It was a cold December day six years ago. I was a college freshman trying to earn some money by working as a part time nanny. My charge was a five-year-old girl who tended to drive my 19-year-old self crazy. I don’t have a lot of detailed memories from those months with her, but one memory stands out very clearly.
We were playing some sort of five-year-old game when we heard fire trucks pass by her house with their sirens blaring. That sweet girl immediately stopped what she was doing and said that we should pray for the firemen and the people whose house was on fire. She got down on her knees and began praying. Humbled, I got down beside her and we prayed. I remember my eyes burning with tears as this child spoke her urgent prayer to a God that she had no doubt would listen and answer.
That memory is crystal clear. Frozen in my mind. Yet, I don’t think I have thought about it in years. Until today.
Let me back up a day first to give some context..
Yesterday in Sunday School we were talking about peace, and specifically peace as it relates to conflict overseas. I was convicted as we talked about praying for peace, praying for terrorists, praying for national leaders. I sat there, embarrassed that I couldn’t remember when I had last prayed for peace in Israel or for the members of Isis to surrender their lives to Christ.
It’s not like the concept is new to me. I just haven’t been doing it. Frankly, I haven’t even been keeping up with the news, because it’s one depressing, horrifying, or sad story after another. The problems seem so huge, completely out of my ability to control. But… I can do something. Something big. I can pray.
After Sunday School, these thoughts were rolling around in my head. It was as if a match had been lit, but the fire hadn’t really taken hold yet.
Then last night, as I lay in bed absentmindedly looking at quotes on Pinterest, the fire ignited. The simple quote from Dave Willis said, “If God answered all of your prayers, would the world look different or just your life?”

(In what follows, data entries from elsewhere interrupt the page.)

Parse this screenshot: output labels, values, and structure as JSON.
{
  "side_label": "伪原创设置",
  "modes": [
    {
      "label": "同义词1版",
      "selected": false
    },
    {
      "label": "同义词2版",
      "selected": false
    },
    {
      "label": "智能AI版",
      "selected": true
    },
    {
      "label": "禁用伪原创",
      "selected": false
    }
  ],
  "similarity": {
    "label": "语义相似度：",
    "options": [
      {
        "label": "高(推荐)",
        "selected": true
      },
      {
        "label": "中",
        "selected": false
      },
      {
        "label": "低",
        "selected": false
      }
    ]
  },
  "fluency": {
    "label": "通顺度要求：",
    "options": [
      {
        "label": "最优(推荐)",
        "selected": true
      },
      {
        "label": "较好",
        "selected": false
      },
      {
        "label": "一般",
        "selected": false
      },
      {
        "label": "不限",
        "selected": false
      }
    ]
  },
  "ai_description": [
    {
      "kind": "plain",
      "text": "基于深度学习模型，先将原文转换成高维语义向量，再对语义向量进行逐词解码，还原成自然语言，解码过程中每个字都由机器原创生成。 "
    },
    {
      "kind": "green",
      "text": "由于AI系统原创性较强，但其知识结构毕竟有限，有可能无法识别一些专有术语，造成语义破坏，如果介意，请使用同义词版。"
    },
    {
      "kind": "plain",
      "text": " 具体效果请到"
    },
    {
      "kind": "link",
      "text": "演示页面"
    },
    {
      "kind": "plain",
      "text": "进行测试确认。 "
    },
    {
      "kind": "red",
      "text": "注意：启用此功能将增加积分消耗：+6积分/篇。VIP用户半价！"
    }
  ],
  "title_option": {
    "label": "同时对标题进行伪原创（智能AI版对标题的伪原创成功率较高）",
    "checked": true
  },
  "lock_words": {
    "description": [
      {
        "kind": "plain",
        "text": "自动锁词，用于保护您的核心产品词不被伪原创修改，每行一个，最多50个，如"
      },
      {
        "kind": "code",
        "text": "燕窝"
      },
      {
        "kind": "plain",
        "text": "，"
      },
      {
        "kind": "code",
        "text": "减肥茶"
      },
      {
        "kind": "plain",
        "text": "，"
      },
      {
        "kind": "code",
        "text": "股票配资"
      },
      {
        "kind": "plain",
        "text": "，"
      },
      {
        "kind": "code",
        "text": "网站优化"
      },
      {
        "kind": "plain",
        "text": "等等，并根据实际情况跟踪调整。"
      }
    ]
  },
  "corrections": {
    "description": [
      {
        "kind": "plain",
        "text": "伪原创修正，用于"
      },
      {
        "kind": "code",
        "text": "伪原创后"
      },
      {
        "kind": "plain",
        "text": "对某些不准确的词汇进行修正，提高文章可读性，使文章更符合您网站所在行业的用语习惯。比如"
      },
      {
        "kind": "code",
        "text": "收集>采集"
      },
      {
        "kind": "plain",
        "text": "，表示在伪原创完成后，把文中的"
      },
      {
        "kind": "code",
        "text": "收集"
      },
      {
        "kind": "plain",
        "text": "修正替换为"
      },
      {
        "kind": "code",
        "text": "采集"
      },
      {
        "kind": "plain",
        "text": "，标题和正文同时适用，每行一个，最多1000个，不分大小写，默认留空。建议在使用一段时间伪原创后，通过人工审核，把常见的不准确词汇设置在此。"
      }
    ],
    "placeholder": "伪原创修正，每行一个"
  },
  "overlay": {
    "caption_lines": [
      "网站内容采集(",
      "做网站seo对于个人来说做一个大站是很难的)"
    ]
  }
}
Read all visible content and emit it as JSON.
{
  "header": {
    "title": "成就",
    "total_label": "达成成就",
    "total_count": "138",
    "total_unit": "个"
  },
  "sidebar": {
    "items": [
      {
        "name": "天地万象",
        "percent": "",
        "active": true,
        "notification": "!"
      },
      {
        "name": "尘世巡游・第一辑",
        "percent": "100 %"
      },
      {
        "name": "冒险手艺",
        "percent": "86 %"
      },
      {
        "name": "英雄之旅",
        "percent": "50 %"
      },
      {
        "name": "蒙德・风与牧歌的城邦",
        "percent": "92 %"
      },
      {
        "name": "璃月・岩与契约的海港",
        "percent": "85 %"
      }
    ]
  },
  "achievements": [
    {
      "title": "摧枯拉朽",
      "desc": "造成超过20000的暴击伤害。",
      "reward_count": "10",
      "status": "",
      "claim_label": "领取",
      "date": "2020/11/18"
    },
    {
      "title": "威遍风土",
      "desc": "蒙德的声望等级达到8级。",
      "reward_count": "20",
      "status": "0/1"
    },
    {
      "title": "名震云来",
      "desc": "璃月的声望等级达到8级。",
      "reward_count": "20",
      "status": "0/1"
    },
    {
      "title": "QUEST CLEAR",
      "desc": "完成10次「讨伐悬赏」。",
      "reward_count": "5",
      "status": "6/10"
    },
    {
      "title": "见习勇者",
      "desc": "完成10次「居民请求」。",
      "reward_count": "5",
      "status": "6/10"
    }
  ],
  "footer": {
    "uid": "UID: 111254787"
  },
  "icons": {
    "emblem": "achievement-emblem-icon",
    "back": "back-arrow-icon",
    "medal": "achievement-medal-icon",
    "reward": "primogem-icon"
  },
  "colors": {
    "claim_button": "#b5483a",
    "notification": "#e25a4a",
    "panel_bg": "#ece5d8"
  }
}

Stop. Slow down. Read that again. “If God answered all of your prayers, would the world look different or just your life?”
Ouch.
If I say that I believe in a God who answers prayer, than why have I been so lazy about praying for the world around me? Why am I not far more burdened when I see the news or hear reports of lives being turned upside down? It’s easy to pray for those that I know. It’s easy to pray for things that are close to me. But that’s not enough.
If we are called to have the heart of Christ, then the passion in our hearts should be that no one dies without knowing Jesus as Savior. No one. There is no lost cause in Jesus’ eyes. There is no one too far gone. No one.
As I lay there last night, convicted to my core, I knew that something drastically needed to change. I fell asleep praying for people I will never meet, and places I will never go. I woke up doing the same.
We have access to the God of the universe. It is so easy to become numb to this mind blowing, earth shattering fact!! God actually hears our prayers. Every single prayer. Why aren’t we tapping into this ultimate power source on behalf of a world that desperately needs peace? Peace that God longs to give.
As I drove home tonight, I saw an ambulance in front of an assisted living center. I began to pray for anyone and everyone involved. In that instant, my mind took me back to that child’s bedroom six years ago, on my knees next to a child with such great faith that I was put to shame.
I need faith like that child. We need that same passion that drops everything in order to pray when someone is in need. God, give me that passion. Give us faith like that child.